Several projects are being reviewed as Azhar is particularly concerned about a potential office glut, considering a few big projects are coming up in Kuala Lumpur. Three of the upcoming multibillion-ringgit projects are KL118 — Malaysia’s tallest building by Permodalan Nasional Bhd — and 1Malaysia Development Bhd’s Tun Razak Exchange (TRX) and Bandar Malaysia.
“MTR (Menara Tun Razak) has a development order for two office towers. Because of the present market conditions, we will revisit the plan to see if we should proceed to build them. We will do it if we are able to secure a tenant or a buyer. I am very concerned about the office glut,” he says. MTR is located on Jalan Raja Laut, directly opposite Menara Dewan Bandaraya Kuala Lumpur.
Another project that Tradewinds Corp isn’t in a rush to commence is Tradewinds Square in Jalan Sultan Ismail. Previously named Tradewinds Centre, the mixed-use development is planned to sit on an 8.58-acre parcel where Crowne Plaza and Kompleks Antarabangsa once stood.
“Tradewinds Square will have a GDC (gross development cost) of RM7 billion and GDV (gross development value) of RM20 billion.
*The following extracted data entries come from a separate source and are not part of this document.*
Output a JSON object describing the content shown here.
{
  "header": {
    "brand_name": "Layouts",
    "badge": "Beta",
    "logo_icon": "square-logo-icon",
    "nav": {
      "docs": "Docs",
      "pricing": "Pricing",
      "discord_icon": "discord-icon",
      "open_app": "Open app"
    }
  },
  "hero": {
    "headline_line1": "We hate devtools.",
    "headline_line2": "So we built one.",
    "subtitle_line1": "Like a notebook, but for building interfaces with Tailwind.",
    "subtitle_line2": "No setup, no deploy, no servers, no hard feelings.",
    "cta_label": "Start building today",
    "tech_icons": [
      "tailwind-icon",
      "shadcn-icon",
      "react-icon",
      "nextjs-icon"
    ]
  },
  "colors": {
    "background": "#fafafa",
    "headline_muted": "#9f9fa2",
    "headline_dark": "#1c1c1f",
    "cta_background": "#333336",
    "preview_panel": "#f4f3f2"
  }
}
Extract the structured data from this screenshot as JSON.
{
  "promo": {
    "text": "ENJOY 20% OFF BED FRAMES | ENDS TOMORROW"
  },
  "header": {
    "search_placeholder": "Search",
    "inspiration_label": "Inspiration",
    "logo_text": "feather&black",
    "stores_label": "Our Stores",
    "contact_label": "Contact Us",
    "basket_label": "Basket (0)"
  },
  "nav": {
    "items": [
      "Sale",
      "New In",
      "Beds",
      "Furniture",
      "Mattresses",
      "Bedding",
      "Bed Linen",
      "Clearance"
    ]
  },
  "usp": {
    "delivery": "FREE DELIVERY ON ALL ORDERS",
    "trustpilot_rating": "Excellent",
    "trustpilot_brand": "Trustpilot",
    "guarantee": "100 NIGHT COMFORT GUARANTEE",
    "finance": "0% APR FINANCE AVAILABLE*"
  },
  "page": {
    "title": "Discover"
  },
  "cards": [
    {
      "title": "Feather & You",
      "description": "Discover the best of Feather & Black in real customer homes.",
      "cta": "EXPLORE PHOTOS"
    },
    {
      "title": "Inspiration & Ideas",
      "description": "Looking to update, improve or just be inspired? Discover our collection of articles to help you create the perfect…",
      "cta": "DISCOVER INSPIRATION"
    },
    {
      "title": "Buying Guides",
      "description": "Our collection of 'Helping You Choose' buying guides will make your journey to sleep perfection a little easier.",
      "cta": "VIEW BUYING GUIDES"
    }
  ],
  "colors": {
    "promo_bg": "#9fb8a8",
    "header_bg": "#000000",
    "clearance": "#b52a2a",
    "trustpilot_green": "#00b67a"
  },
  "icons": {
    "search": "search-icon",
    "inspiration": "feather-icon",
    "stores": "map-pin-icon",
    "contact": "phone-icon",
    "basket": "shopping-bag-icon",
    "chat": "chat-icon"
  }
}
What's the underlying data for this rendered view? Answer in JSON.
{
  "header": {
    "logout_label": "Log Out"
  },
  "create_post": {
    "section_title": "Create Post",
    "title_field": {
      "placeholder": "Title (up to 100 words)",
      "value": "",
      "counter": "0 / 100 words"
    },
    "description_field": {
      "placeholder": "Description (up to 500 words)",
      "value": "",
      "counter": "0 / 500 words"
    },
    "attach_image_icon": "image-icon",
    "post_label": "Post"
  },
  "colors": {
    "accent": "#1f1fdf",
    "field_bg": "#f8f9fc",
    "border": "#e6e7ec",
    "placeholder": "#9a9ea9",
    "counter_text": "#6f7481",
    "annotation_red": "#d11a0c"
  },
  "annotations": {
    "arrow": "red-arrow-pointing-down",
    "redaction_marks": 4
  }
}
This is challenge [because] KL is not an established international destination. We have KL118, we have TRX and even MTR, which is 100% office space.
“I have to be very strategic and commercial. I cannot be in a state of denial, that everything I build, I can sell. It (Tradewinds Square) is a seven to eight-year project. In that seven to eight years, it is bound to hit a bump. So, what we are trying to do is estimate the finish. We want to finish when the economy is flying. But we need to ride the bump. We are not so concerned about the start [of the project]. However, we are concerned about the finish,” says Azhar. The group has obtained a plot ratio of 16 for Tradewinds Square.
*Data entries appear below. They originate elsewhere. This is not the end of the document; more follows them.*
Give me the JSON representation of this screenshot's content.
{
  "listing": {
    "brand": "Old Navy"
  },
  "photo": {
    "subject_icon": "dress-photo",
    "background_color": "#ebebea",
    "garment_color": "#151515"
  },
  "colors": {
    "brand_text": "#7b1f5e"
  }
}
“We will consider local and foreign partners to fast-track the project.”
He adds that the partnership must be equitable.
Yet another project that is under consideration is a landed residential development in Nusajaya, Johor. “I will need to do the infrastructure first, and that alone will cost RM200 million to RM300 million, which we are not ready to fork out now,” says Azhar.
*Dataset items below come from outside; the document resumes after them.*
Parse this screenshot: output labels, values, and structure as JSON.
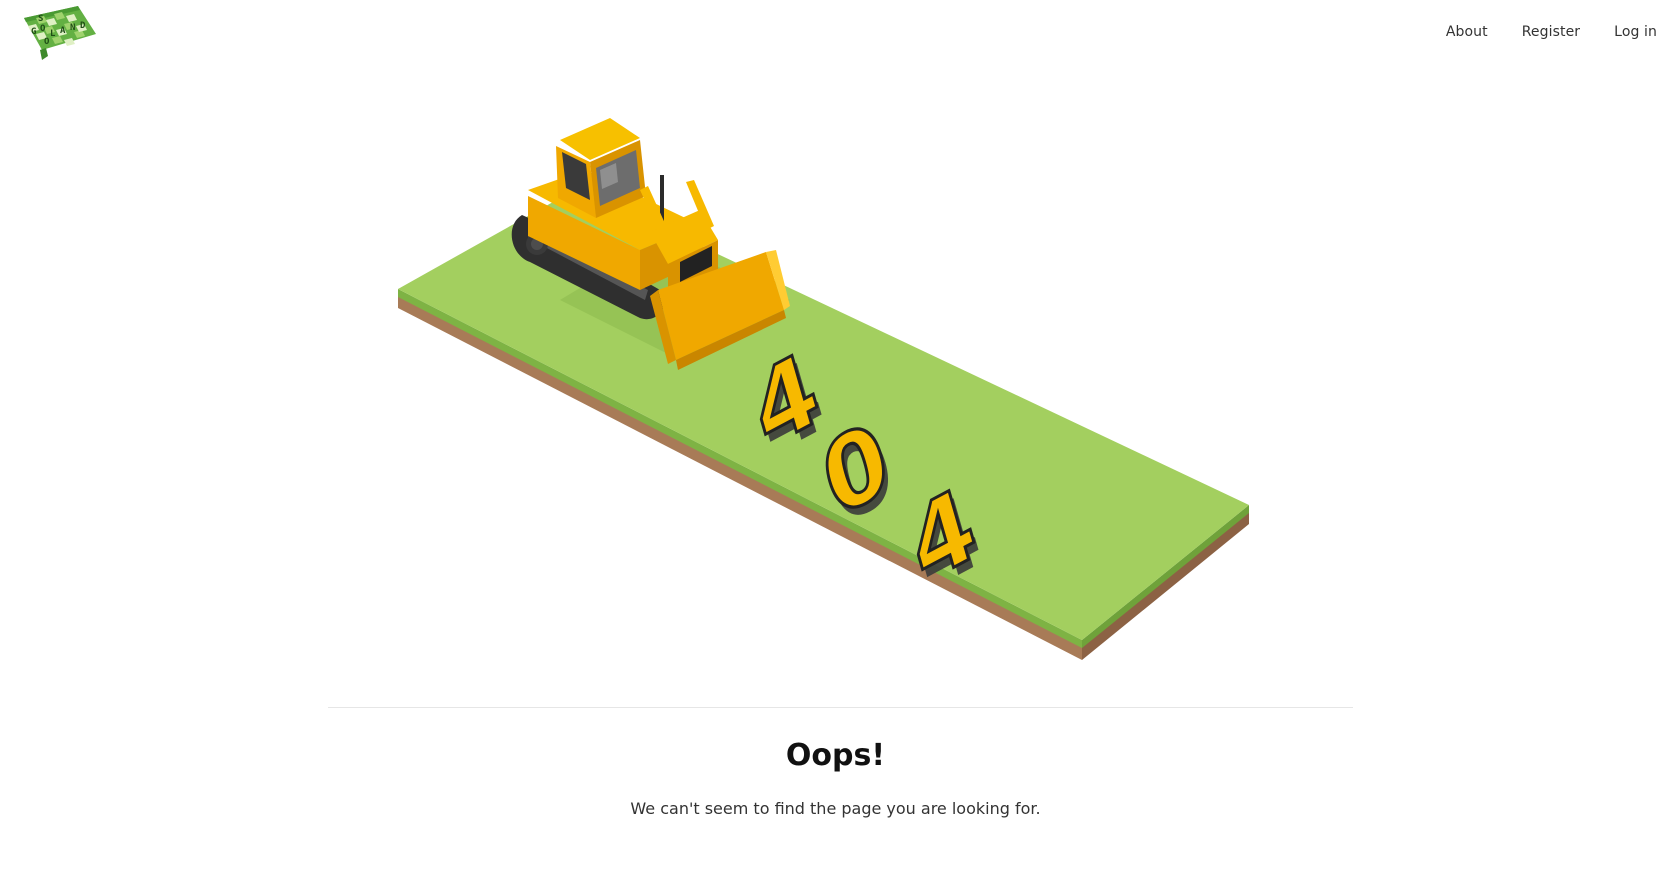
{
  "brand": {
    "logo_letters": [
      "S",
      "G",
      "O",
      "L",
      "A",
      "N",
      "D",
      "O"
    ]
  },
  "nav": {
    "about": "About",
    "register": "Register",
    "login": "Log in"
  },
  "illustration": {
    "digits": [
      "4",
      "0",
      "4"
    ]
  },
  "error": {
    "title": "Oops!",
    "message": "We can't seem to find the page you are looking for."
  },
  "colors": {
    "grass": "#a3cf5f",
    "soil": "#a87b57",
    "bulldozer": "#f7b900",
    "accent": "#2e8b3a"
  }
}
And once Tradewinds Corp, which was delisted in September 2013, has grown its business and is on a stronger footing, a relisting exercise will be the next move.
“Belfield is what I am going to do (develop) as a launch pad. This is the best opportunity for me to do so. I don’t have baggage in the [property] industry and I have no track record. I am going to build Belfield and I am going to make sure that I can sell it within a reasonable period. How am I going to do that? I can! I need to build the trust. As a property developer, I don’t have a single development done yet.
“The first thing I need to do is to accept reasonable returns from the project. I am not going to sell it very cheap, but I am going to touch the market where people can afford. We will offer the best product at market-sensitive prices,” he says, adding that it will be a luxury development to be sold at affordable prices.
Prior to joining Tradewinds Corp, Azhar was the CEO of Mass Rapid Transit Corp Sdn Bhd. And before that, he was the managing director of Sime Darby Plantations Sdn Bhd.
“We want to be an urban property developer ... more strategic and gives a harder punch. And if I can get small parcels of land, say, about ¾ to an acre, to prove that I can be a boutique developer, I will do it.
“[And] in five years’ time, we should be on a good footing as far as property development is concerned and a respectable footing as far as hospitality is concerned. If I don’t list Tradewinds Corp by 2021, I would have failed,” he says, adding that he is looking at market capitalisation of RM10 billion.
There is also an option to list Tradewinds Corp as a real estate investment trust.
Beyond the five years, Azhar says, the group hopes to expand regionally.
This article first appeared in digitaledgeWeekly, on August 24 - 30, 2015.